La séparation des pouvoirs est pourtant l'un des fondements de nos démocraties. Et pour que le troisième pouvoir, le judiciaire, puisse s'exercer, les juges doivent pouvoir analyser chaque cas en tenant compte des circonstances et de la gravité des délits. Même certains ténors de l'UDC, comme le Zurichois Hans-Ueli Vogt, ont reconnu que cette initiative dépassait la mesure en s'appliquant aux étrangers de la 2e génération.

Traiter la justice comme un simple exécutant revient à dévoyer les institutions de notre pays. Personne ne songerait à affaiblir la démocratie directe. Pourquoi devrions-nous transformer la justice en une instance purement administrative? Les initiants s'égarent en déstabilisant ce qui a fait notre succès. Ils s'égarent d'autant plus que l'expulsion des étrangers criminels a déjà été acceptée par le peuple suisse en 2010 et que les meurtriers, violeurs et autres trafiquants de drogue étrangers n'échapperont pas à une expulsion, car les nouvelles dispositions ont déjà été entérinées par le parlement et entreront en vigueur si l’initiative échoue. Le but des promoteurs de ces nouvelles dispositions est donc bien de museler les juges.

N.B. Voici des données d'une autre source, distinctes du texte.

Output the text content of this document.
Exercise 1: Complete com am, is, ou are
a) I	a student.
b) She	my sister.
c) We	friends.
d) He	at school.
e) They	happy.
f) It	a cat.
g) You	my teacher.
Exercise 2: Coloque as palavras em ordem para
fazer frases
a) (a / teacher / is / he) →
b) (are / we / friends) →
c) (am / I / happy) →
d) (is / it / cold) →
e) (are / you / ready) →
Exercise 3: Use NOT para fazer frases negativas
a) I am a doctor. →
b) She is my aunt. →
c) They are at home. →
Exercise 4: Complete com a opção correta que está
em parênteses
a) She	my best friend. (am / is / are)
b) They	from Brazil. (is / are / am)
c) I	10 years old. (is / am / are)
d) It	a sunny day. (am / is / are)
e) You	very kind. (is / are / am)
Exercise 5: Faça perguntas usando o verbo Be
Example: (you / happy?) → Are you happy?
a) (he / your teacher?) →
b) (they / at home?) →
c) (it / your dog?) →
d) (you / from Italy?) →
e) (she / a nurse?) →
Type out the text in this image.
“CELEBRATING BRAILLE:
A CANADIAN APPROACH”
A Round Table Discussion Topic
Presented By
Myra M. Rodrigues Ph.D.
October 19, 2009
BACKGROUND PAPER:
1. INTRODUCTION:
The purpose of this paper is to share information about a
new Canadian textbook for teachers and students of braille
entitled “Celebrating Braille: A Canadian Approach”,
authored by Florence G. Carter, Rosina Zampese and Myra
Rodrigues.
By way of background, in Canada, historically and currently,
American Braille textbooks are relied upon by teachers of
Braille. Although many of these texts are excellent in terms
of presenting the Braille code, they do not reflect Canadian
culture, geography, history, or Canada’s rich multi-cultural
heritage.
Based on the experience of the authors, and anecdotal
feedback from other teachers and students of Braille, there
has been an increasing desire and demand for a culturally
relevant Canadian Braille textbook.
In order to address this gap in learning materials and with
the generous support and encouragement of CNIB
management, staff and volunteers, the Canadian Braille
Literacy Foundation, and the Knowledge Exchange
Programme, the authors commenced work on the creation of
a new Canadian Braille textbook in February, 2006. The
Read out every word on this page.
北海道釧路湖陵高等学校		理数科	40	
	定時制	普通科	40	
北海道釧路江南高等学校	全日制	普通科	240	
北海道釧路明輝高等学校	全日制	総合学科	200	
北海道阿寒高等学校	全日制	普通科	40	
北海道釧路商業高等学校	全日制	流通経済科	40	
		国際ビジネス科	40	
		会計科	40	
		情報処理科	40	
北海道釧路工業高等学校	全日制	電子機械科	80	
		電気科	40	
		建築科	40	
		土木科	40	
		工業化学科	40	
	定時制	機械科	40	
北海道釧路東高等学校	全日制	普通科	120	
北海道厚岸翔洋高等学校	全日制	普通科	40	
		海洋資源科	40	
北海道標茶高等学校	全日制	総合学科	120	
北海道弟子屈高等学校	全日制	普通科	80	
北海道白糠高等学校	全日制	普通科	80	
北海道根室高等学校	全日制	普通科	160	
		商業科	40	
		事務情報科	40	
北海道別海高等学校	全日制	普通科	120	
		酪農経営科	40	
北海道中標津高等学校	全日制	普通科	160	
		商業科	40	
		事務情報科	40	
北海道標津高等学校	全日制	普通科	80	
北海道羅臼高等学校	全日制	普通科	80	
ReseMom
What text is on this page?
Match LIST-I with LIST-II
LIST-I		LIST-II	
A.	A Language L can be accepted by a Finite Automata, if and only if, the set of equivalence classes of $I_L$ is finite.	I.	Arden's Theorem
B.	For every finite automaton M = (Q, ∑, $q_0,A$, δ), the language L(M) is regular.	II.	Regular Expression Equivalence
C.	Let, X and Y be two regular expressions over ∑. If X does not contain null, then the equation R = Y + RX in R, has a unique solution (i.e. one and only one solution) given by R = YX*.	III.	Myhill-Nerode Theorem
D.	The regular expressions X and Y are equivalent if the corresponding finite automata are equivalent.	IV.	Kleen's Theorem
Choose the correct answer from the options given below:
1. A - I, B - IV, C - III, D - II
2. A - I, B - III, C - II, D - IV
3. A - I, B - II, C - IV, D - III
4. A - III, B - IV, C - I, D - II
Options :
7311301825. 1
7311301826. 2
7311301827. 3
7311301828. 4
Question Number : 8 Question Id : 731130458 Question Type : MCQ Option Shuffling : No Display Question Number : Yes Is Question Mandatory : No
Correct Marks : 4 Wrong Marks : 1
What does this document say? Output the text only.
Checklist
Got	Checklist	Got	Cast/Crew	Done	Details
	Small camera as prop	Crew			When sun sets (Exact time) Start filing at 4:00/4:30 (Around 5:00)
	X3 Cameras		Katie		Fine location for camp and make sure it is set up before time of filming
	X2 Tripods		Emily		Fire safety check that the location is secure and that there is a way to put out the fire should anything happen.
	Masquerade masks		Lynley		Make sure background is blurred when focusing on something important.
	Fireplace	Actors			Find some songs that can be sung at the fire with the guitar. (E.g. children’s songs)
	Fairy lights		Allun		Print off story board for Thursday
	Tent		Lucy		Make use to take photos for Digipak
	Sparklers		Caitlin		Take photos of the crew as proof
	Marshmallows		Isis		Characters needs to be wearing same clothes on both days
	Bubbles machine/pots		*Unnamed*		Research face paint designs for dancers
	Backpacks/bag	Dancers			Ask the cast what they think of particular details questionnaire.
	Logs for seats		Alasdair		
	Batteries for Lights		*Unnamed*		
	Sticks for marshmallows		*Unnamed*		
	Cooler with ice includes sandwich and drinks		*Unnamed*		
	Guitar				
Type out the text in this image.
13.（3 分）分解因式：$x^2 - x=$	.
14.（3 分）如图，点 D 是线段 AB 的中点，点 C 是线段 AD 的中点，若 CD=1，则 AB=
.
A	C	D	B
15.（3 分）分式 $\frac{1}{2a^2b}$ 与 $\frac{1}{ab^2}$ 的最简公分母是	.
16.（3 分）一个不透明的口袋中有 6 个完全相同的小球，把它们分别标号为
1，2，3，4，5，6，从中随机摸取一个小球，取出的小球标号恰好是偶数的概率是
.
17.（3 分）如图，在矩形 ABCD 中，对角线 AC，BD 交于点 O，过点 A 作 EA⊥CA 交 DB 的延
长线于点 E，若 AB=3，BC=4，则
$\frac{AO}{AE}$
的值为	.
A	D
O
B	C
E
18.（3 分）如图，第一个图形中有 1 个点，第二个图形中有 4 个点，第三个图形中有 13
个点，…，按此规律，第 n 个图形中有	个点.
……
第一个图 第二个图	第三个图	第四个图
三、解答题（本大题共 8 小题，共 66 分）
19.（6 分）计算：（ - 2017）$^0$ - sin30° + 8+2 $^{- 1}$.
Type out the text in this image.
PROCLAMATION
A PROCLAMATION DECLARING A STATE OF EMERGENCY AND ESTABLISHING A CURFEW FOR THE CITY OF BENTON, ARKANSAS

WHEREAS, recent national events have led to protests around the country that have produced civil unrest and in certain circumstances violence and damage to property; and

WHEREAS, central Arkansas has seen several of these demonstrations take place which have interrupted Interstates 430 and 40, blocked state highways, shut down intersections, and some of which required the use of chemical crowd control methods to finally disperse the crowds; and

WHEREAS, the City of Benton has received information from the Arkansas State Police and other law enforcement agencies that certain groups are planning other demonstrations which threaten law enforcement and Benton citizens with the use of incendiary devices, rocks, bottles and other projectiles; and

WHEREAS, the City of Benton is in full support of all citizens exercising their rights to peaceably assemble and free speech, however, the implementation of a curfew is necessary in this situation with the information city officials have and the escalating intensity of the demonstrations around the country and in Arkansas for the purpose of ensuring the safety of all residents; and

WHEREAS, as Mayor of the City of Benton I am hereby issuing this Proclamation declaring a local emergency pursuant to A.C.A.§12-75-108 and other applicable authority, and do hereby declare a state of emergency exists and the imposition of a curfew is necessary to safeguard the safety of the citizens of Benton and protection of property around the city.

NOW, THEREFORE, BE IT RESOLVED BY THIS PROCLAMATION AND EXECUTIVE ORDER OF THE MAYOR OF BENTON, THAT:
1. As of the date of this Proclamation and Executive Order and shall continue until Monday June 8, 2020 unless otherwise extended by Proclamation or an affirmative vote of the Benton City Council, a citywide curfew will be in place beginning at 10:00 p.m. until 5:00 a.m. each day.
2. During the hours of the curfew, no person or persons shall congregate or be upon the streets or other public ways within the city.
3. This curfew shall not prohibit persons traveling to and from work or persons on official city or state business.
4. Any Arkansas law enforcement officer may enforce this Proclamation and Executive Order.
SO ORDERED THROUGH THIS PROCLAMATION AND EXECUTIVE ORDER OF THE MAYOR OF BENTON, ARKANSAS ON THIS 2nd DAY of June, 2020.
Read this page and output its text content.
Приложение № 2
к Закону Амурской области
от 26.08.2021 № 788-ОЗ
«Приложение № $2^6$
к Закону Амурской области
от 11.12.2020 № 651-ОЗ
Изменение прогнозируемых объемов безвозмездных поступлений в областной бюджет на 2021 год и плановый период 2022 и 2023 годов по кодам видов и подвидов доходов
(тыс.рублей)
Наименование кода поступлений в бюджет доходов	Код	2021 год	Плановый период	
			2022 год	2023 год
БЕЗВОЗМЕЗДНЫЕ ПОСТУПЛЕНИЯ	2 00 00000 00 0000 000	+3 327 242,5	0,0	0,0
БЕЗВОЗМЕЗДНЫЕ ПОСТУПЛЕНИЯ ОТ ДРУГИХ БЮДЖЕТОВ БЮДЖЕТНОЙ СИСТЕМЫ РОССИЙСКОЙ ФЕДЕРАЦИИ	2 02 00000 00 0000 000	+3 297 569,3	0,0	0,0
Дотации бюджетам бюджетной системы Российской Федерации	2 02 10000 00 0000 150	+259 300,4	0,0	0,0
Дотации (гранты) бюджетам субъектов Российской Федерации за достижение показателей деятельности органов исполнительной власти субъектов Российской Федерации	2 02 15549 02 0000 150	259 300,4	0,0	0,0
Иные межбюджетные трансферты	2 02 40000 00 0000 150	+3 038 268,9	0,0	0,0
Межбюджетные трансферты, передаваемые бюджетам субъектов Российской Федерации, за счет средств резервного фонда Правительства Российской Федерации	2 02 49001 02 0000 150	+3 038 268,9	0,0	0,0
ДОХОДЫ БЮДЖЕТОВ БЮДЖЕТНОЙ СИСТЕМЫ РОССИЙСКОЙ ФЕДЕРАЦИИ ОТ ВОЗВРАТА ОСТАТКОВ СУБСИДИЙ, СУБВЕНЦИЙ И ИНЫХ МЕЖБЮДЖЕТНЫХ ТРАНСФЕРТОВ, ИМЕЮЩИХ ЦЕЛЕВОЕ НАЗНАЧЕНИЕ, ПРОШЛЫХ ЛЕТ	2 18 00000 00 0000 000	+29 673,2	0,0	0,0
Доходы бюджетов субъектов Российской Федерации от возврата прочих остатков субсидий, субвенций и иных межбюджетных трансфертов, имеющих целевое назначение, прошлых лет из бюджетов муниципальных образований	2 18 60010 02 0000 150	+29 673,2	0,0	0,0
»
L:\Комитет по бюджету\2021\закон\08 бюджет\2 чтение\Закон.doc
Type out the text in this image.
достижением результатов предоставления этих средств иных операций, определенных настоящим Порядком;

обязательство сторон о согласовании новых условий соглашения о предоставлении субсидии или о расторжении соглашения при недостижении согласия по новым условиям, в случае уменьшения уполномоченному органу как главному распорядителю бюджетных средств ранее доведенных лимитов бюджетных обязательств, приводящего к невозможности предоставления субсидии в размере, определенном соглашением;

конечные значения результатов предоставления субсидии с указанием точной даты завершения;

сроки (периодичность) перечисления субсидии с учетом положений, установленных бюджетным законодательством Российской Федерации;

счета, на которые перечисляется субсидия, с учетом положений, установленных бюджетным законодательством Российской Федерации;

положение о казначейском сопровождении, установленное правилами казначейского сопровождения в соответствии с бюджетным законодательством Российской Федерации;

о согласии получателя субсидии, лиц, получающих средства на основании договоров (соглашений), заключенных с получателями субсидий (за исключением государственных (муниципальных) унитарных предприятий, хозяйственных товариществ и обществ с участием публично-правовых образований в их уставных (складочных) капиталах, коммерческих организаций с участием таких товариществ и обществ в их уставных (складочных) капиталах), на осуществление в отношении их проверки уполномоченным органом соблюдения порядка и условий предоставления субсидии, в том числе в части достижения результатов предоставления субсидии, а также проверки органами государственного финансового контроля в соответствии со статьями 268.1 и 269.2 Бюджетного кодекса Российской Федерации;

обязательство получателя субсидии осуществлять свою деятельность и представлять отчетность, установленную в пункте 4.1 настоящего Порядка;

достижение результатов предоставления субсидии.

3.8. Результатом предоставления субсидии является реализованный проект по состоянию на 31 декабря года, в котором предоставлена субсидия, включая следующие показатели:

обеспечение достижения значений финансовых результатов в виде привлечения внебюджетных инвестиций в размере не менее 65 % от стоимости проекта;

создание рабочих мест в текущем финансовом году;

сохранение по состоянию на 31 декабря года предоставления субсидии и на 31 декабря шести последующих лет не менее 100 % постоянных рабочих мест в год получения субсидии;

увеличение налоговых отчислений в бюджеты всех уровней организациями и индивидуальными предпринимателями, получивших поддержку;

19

Autre problème, l'initiative s'assied sur plusieurs dispositions de la Convention européenne des droits de l’homme (CEDH) et sur plusieurs conventions de l’ONU. Des dispositions auxquelles le peuple suisse a adhéré en toute conscience. La sécurité juridique, que personne ne remettra en cause, j'en suis persuadée, consiste justement à respecter nos engagements. NON à cette initiative!

27/01/2016

Frais d'écolage des EPF: un débat nécessaire et justifié

Les hautes écoles suisses sont-elles trop bon marché? Le débat sur la hausse des taxes d'inscription aux écoles polytechniques n'a rien de scandaleux. Cela fait vingt ans que les étudiants paient quelque 1200 francs par an pour accéder à l'EPFL. 100 francs par mois pour fréquenter une école dont la qualité de l'enseignement est mondialement reconnue. Une adaptation à la hausse s'impose.

Le président de l'EPFL propose de doubler les frais d'écolage, ce qui rapporterait entre 9 et 10 millions de francs par an. Une somme qui permettrait de compenser en partie les coupes de l'ordre de 30 à 50 millions de francs qui découleront des 500 millions d'économies sur la formation que prévoit le Conseil fédéral. Attention, rien n'a encore été formellement décidé et ce seront en fin de compte les Chambres fédérales qui trancheront.

Qu'on soit clair: j'estime que des économies dans le domaine de la formation seraient une grave erreur. Le parlement doit renoncer à ces 500 millions de francs d'économie. J'irais même jusqu'à dire que la Suisse devrait accroître ses efforts dans ce domaine, dans la situation actuelle. Sans forcément dépenser plus d'ailleurs. Le franc fort nous oblige à nous concentrer sur des secteurs toujours plus pointus, les seuls à même de justifier des coûts de production plus élevés face à la concurrence internationale. Ce n'est pas en taillant dans le budget des EPF que l'on améliorera notre compétitivité.

La question des taxes d'écolage n'en reste pas moins essentielle. Etudier dans un poly suisse coûte moins cher qu'en France, en termes de frais d'inscription, et il n'y a aucune justification à cela.

Autre motif, celui-là mis en avant par le professeur Denis Duboule la semaine dernière sur la RTS: le niveau actuel des taxes ne reflète pas la valeur de l'enseignement dispensé. Ce n'est pas dans l'intérêt de l'école, ni dans celui des étudiants, qui ont une perception faussée du service qui leur est offert. 200 francs par mois pour fréquenter l'EPFL, cela restera très raisonnable.